I found that out with that phone call I mentioned prior. Of course, it was an email to networking for a copy of the updated IP sheet. Sadly, it didn’t have the hole labelled, so I called our executive support “guy”.
He’d helped our team before with patching machines we had a hard time getting to because they were executive machines. I did feel bad for him, as I think he had to wear a suit every day and still was asked to go to network closets and climb under desks for some tasks. We were the home of Jos. A. Bank, well-known discount menswear, but proximity to those resources doesn’t make it any easier.
The call was basically me calling him, because it was easier than an email and, again, as we weren’t mobile like we are today, you were more likely to reach his flip phone than waiting on the delay of an email. Hearing a slight gasp, and then a “how can I help?”
I read off what we were seeing, and that everything pointed to something over his way. So, he asked me to wait a moment… a comically long beat… and then sheepishly replied back, “Yeah, I know where it is. Are you sure you want to be asking this question?”
I said, “Yeah, because I’d like to not have a call from legal asking about why some recording agency firm was calling them about Jay-Z songs being downloaded en-masse from our company.”
Another sigh back, “Well, this is the private network tail off to Mayo’s place. But Mayo is in the office today.”
Now, I want to say that we don’t run private networks to a sandwich condiment. Our Mayo was Mayo A. Shattuck III, the CEO. For folks not recognizing the names of major industry movers and shakers, he worked in investment banking prior, and took over the CEO role a few years prior to me joining. For a time after I had left, he was considered to be in the running to be the Commissioner of the National Football League and was intimately involved with the Baltimore Ravens.
That last bit is of note for this story as well, since his second wife Molly, was lobbying to become a cheerleader for that same team.

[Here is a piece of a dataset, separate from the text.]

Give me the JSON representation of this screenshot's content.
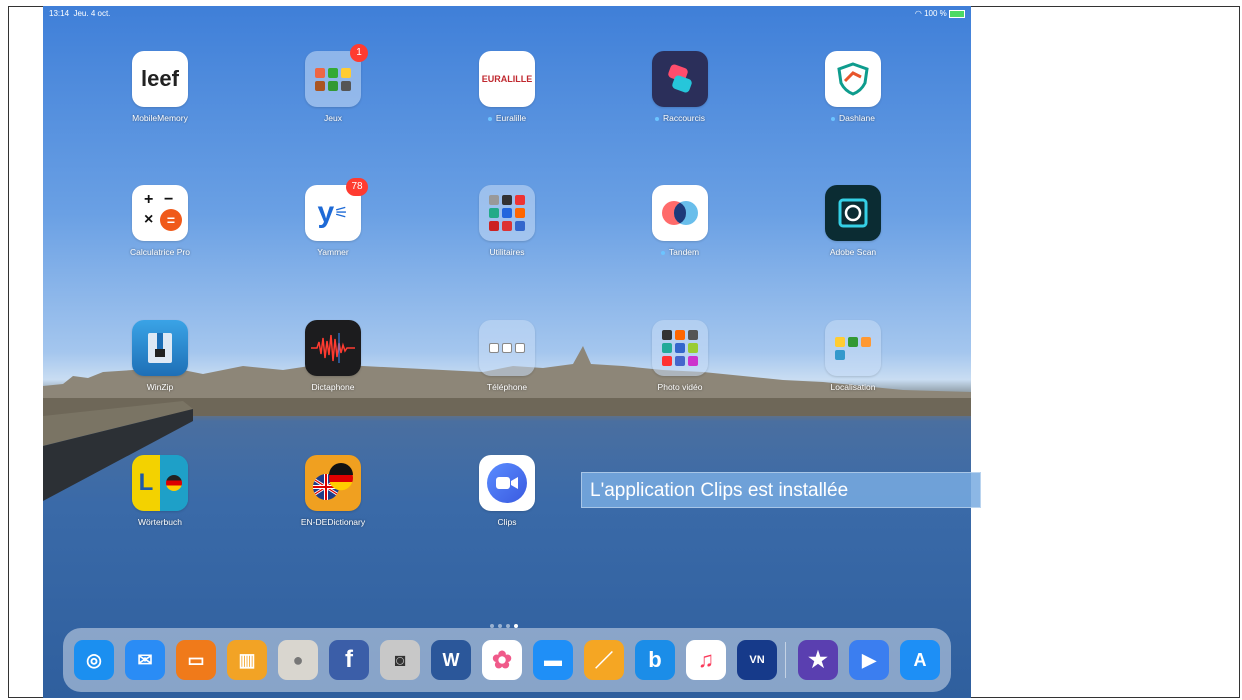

She was successful in that effort through tryouts, and in 2005 became the oldest active cheerleader in the NFL, which lasted until 2009.
Since I joined the company in 2003, there was about two years where Molly probably was pretty bored, and surprisingly, turned to peer-to-peer networking to pirate, possibly, the music needed to dance for the cheerleader tryouts.
Who knows, but we asked our executive support assistant if he could ask Mayo and Molly if they’d stop doing that because it put the company at legal risk. While it stopped shortly after that, I didn’t publicly document finding out what that segment was for just not possibly getting reverse attention on our team.
Weird thing about all of that. Seems that Molly did have a bit more of a criminal streak in her outside of media piracy. In 2014 she had struck up an inappropriate relationship with a friend and classmate of her oldest son. If you end up finding the media stories on this, they are quite a tale, and others have told it better. But in the end, she was convicted of a sex offence, sentenced to weekend in prison, registration as an offender, undergo and pay for counseling, and restitution to the family.
Again, it seems to be a slap on the wrist. But it also comes at the end of a series of, at the time, stories of women trying to exercise a change in the power balance but doing it all the wrong way. Maybe it’s how those power dynamics play out and create cases where bad decisions are made and then expanded upon. Maybe other contributing factors cause individuals to break bad – I don’t know. I don’t like anybody hiding under notoriety or power, regardless of their gender or other status. There’s a lot of inequality out there and struggles people undergo, and leveraging those is never fair.
Never underestimate where risks exist, and where threats may come from. Like the old horror movie trope, those calls could be coming from inside the house. Monitor and protect accordingly and have processes and procedures on how to handle that insider threat. You never know, you may get a good story about it one day.